In the short term, berries may have success one year and be less fruitful the next, he explained. He also talked about climate change’s unintended consequences: for instance, how warmer winters could affect the deer population, and in turn, their consumption of certain berries.

Salmonberries may be limited or nonexistent this year.

Winter conditions play a part, Pyle said. This year was unusually dry, and there was little snow pack to insulate the plants.

The temperature from November through March for the last two years was 6 degrees above normal. This year, Kodiak was 1.5 degrees below normal.

“We really don’t know when the problem started and whether it was a long-term situation this winter, but the bottom line is that it appears that salmonberry and blueberry were affected by the amount of cold and the depth of cold that we had that killed the winter buds and killed the above-ground stems of those plants,” Pyle said.

Elderberries fared better. Cold temperatures didn’t hack away at them, Pyle said. It was the Sitka black-tailed deer.

 

Danny Hernandez and Danielle Butts, who are working on the study, stand in a bush of elderberries. (Photo courtesy of the Kodiak National Wildlife Refuge)
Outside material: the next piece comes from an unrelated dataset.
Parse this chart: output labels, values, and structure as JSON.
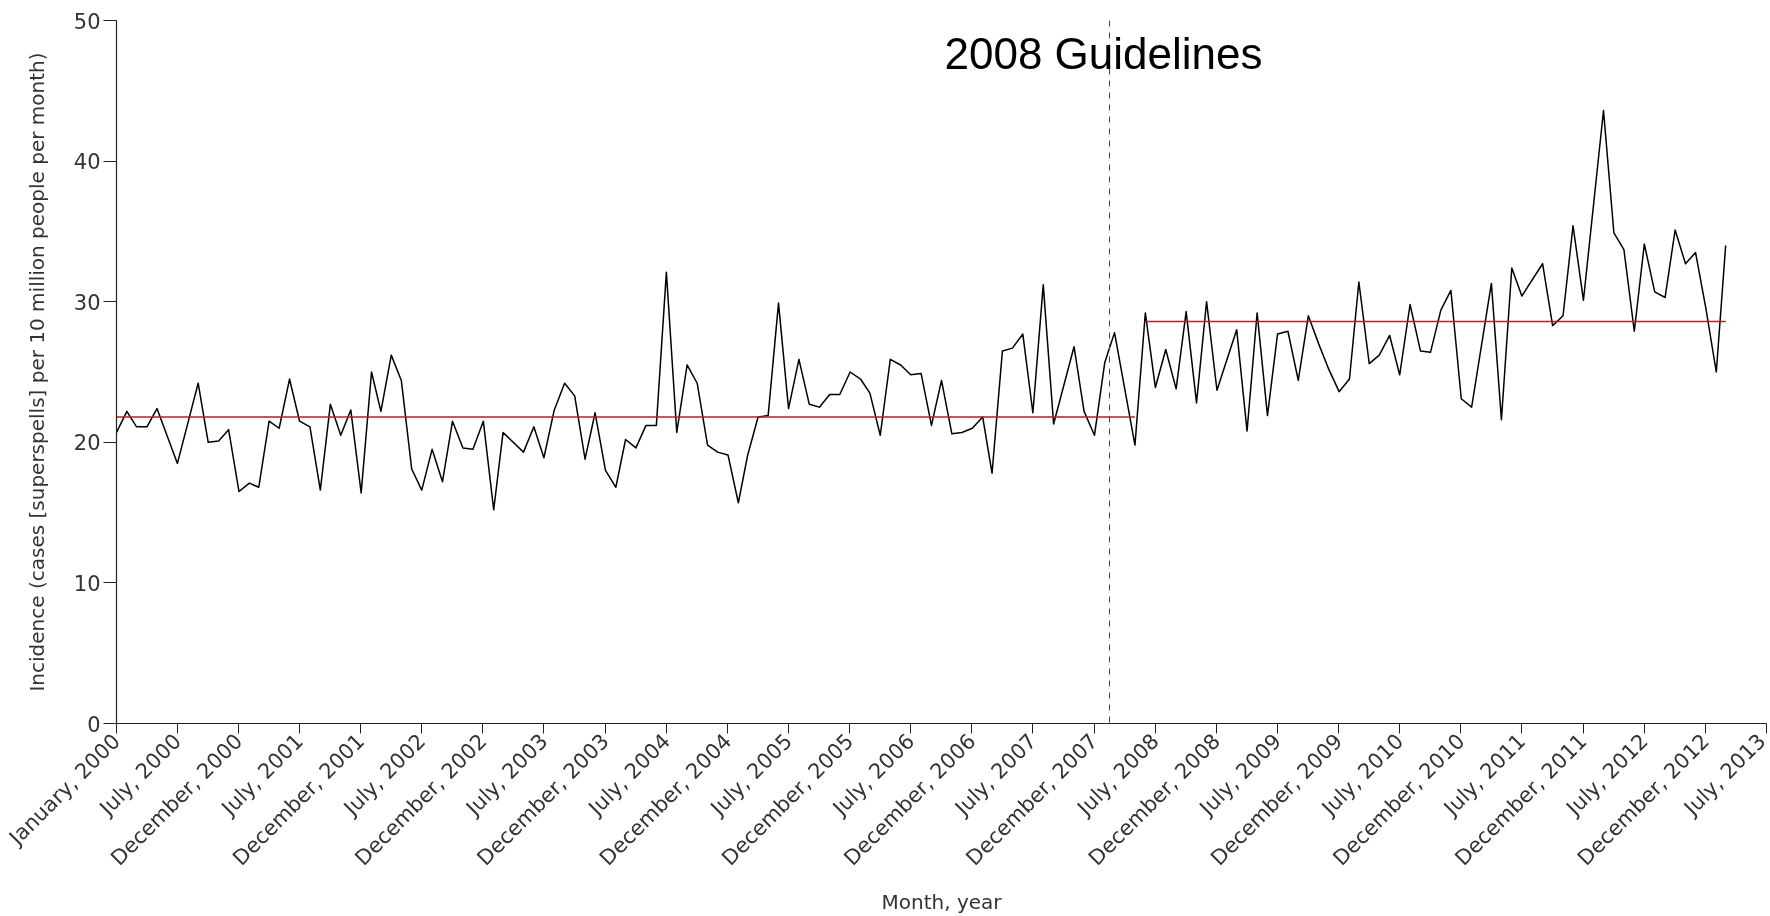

“You have the deer stripping the bark, which that girdling action kills the above ground growth,” he said. “Fortunately, for the species that we’re looking at, they all are very vigorous resprouters. They regrow from the base of the plant, and so it’s not like the plants were outright killed.”

This year saw a deer die-off later in winter, January through March, Pyle said.

He said while the spruce forests offer some protection for the introduced species, Kodiak’s more exposed terrain could have contributed to the deaths. And he says throughout that time, the deer were surviving off elderberries.

“It really has a lot to do with the fat that they bring into the winter, and (that) determines how long they can last in conjunction with how cold it gets,” Pyle said. “They probably had a good year last year with fat supplies, but it was enough to really knock them out. I mean, the elderberry just wasn’t enough to do it for ‘em and to facilitate the survival of most of those deer.”

Pyle said the deer could kill off the entire plant species if they continue to munch on the berries year after year.

He said normally every three to eight years a harsh Kodiak winter would sweep through the deer population and keep it at bay.

Without that, they’re free to continue eating the elderberries and other species that bears also survive on, such as blueberries.  He says because this winter was so dry and lacked significant snow pack, deer had easier access to the areas where those berries grow.

In the short term, it looks like the shortage of berries over the summer may not bode well for brown bears. A mixture of food sources like berries and meat help maintain the bears’ nutritional balance, Pyle said.

Throwing off that balance means that more bears may look to human activity for a food source.

“If they encounter a person with, say, they’ve got a deer down, there’s gonna be more circumstances where the bears pursue that shot animal, and once the bear has access to human food, say it’s in a town situation, then usually that’s what they will continue to seek and usually end up in trouble because of that.”

Bears that develop a reliance on scavenging human trash have a tendency to return to town again and again.